Sehr oft musste ich zwischen diesen durchgehen. Jedes mal fühlte ich mich beobachtet. An sonnigen Tagen standen alte und junge Männer sogar in vier Gruppen eng im Kreis. Auf den Hemden und Sakkos ließ das, durch das Laub der Bäume scheinende Licht der Sonne, wunderbare Mosaike entstehen. Sie standen und richteten ihren Blick konzentriert nach unten. Die Platanen bedeckten die Gruppen mehr und mehr mit grünem Licht. Keinem fiel auf, dass plötzlich eine neugierige blonde Frau unten ihnen stand, die versuchte das Geheimnis zu lüften.

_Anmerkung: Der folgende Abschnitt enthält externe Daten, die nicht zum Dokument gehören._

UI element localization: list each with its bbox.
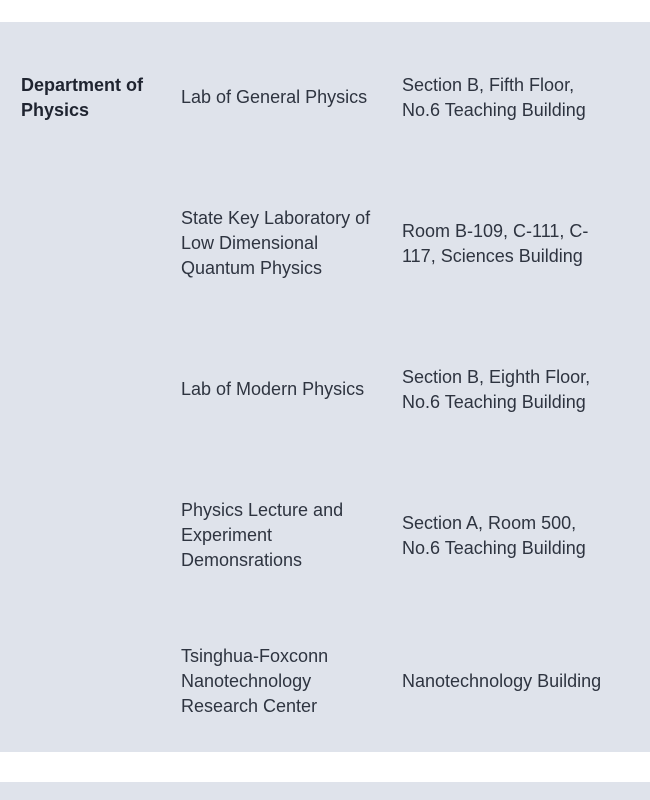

Weil ich mehr sehen wollte, stand ich zwischen den Mädchen auf der Bank. Sie haben mir unaufgefordert Platz gemacht, trotzdem hat mich keine von ihnen wirklich wahrgenommen. Niemand hat etwas gesprochen – wozu auch. Während wir ruhig standen, stieg plötzlich stickiger roter Staub auf. Es war schön dem Wirbel zuzuschauen. Schwarze Augen, scheinbar ohne Pupillen waren in ständiger Bewegung, wie ferngesteuert. Zehn Minuten dauerte es, bis sie einzeln oder zu zweit den Platz verlassen haben.

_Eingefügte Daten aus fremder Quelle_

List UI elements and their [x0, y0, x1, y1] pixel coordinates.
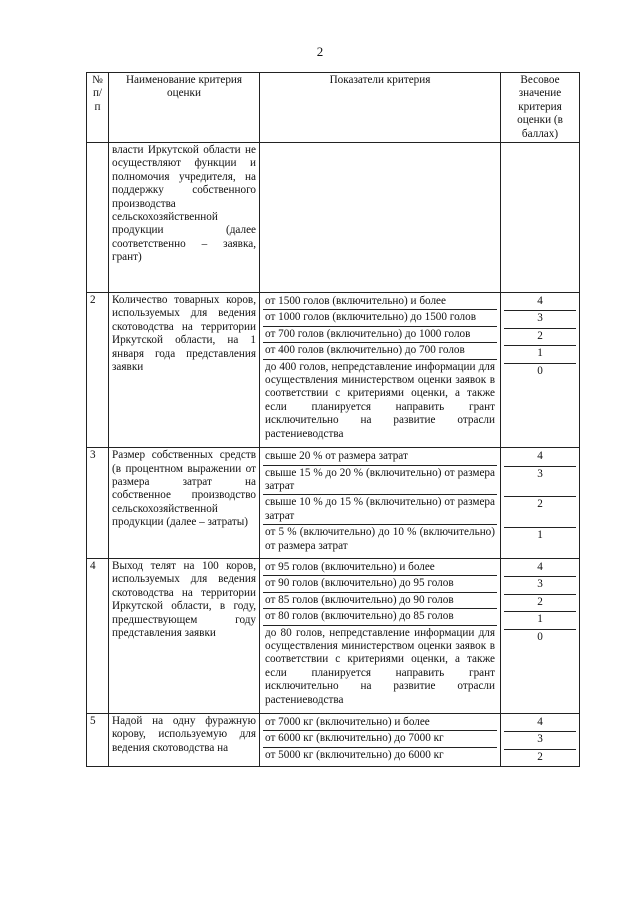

Ich stieg ins Auto. Die Straße konnte man gerade noch sehen aber die Wohnblocks verbargen sich hinter diesigem hellem Dunst. Die Wolke stand direkt vor uns.

„Siehst du etwas?“

„Wovon redest du. Was meinst du?“

„Was ist da hinten, da draußen?“

„Ich kann nichts sehen. Es ist sehr hell.“

„Es ist sicher das Meer, das weiß ich – ich höre es rauschen. Ich muss unbedingt zum Meer, einmal im Jahr muss das sein. Mich verschlingt diese Helligkeit.“

„Ich sehe kein Meer, ich sehe gar nichts – es ist mir auch egal.“

Ich springe aus dem Auto. Dieses Rauschen – rundum ist es hell, sehr hell. Ich rieche das Meer und meine Haut fühlt sich samtig an. Ich laufe in dem diesigen Licht den Strand entlang, zwischen liegenden und sitzenden Menschen, die ins Nichts schauen. Würde ich dem Licht ganz folgen, würde ich sicher ins Wasser laufen. Es muss ganz nahe sein. Dieses grelle Licht wirkt wie eine warme Wand, die mich davon abhält, durchzulaufen. Niemand überschreitet diese Grenze und taucht in das helle Licht ein. Es ist warm und das Licht ist grell.

Wir kommen endlich am „Ende der Welt“ an.

Von dem Ort, wo ich stehe, ist es ungefähr noch einen halben Meter zum Abgrund. „Klick“ – ein Bild von mir in absolut freiem Zustand. Kein Geländer umzäunt das „Ende“ Europas. Europa ist frei!

Ich starre in die Weite, so wie alle anderen im Kollektiv mit mir. Was für eine Einbildung – jeder starrt und schaut doch alleine und für sich selbst.

Ich blicke ins goldene Nichts. Meine Vorstellung: dort draußen muss Amerika sein. Nein, ich glaube dort liegt Cuba.